Larry Dixon has written a very up-to-date treatment of the doctrine of hell. He discusses three alternatives to the traditional view: universalism, annihilationism, and post mortem conversion.
Universalism states that all people will eventually get to heaven. This view is primarily defended by an appeal to God’s love. Dixon rightly points out that God has more than one attribute, including among others, holiness and righteousness. These attributes demand that God judge sin. The Bible clearly teaches that people who reject Christ will go to hell.
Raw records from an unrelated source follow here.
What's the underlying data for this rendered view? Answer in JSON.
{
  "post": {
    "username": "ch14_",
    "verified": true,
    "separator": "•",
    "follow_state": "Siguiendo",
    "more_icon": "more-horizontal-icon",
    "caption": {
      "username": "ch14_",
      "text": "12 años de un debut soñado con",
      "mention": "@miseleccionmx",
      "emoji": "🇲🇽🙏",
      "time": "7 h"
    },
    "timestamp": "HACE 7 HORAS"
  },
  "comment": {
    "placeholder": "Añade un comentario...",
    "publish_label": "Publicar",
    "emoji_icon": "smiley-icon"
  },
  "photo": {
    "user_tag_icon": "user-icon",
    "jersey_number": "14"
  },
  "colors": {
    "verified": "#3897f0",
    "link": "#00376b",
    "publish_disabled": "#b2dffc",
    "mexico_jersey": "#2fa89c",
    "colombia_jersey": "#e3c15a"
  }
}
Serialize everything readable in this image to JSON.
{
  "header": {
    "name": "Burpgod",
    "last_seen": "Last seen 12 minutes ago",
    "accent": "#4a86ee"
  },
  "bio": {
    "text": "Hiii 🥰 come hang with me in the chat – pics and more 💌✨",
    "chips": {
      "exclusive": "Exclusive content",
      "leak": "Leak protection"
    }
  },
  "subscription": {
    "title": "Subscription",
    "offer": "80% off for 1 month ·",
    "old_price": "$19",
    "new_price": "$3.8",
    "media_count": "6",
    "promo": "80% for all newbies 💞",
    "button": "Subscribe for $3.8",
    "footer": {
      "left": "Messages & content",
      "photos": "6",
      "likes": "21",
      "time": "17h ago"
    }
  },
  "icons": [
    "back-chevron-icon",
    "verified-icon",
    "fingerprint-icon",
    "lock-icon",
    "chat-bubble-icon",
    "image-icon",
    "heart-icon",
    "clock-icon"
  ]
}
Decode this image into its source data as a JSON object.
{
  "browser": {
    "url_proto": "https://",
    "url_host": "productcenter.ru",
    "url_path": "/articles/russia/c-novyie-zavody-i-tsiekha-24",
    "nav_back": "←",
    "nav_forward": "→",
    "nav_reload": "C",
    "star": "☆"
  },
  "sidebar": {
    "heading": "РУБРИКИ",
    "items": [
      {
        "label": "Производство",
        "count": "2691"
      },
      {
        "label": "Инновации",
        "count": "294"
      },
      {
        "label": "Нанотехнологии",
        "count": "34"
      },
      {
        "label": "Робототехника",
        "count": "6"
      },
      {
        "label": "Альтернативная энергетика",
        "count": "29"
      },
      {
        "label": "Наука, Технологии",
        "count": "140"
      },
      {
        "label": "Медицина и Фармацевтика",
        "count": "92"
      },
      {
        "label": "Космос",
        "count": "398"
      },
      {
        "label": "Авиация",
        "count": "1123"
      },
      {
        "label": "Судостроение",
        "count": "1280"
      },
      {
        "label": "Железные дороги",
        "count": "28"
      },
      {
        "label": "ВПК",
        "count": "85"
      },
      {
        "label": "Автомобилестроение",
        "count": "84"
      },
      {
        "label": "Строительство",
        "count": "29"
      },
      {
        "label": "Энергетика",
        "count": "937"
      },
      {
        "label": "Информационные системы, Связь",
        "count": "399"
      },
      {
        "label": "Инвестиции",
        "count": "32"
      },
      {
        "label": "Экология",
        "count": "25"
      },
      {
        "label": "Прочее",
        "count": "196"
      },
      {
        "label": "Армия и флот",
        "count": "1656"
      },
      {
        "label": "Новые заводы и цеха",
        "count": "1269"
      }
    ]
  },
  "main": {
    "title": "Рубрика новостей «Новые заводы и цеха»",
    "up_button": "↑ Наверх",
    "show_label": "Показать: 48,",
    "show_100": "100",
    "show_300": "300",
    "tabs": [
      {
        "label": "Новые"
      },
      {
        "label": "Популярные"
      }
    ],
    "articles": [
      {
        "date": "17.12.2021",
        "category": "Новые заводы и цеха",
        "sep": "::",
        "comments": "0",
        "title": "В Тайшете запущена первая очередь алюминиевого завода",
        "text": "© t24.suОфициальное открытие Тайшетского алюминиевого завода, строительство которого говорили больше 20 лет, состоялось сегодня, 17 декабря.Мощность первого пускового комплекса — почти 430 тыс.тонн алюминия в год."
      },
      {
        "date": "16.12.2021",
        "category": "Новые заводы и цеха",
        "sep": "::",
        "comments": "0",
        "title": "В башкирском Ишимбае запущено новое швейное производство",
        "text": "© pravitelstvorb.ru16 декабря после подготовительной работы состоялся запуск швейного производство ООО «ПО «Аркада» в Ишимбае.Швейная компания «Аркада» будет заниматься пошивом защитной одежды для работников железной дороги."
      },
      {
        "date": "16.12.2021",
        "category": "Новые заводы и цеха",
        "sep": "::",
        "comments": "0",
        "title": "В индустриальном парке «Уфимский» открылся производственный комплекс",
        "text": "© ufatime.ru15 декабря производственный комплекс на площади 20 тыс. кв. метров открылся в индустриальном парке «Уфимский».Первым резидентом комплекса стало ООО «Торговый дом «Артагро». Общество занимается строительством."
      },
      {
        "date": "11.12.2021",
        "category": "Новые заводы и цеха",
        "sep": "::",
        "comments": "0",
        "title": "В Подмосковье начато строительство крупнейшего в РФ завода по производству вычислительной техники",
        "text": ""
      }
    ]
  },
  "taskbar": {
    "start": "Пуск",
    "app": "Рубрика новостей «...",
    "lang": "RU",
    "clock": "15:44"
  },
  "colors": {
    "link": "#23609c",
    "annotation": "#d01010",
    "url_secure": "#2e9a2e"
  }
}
The most serious challenge to the traditional view of hell is annihilationism. Dixon does an excellent job of refuting the evidences posited for this view. It appears that the main evidence revolves around words translated destruction and perish. There are many passages that show that destruction andperish do not mean extinction, but ruin. The use of words like eternal and torment argue strongly for eternal, conscious punishment. Luke 16:19–31, whether a parable or not, teaches the idea of conscious punishment after death.
The author then reviews belief in post mortem conversion, which has no biblical evidence.
His chapter on Jesus’ view of hell is well done and has an excellent presentation of Luke 16:19–31. His last chapter deals with additional issues and questions that are related to the doctrine of eternal punishment.
The book is not without its weaknesses, however. There are some places that reflect the author’s views on Lordship Salvation and perseverance, but they are only mentioned in passing.
Dixon also holds to the metaphorical view of hell, which states that the flames may not be literal, but that the word fire conveys torment of some kind. It would have been helpful to see a discussion of the pros and cons of the literal versus the metaphorical view.
However, this is a great resource on the doctrine of hell and should be read by anyone interested in this issue.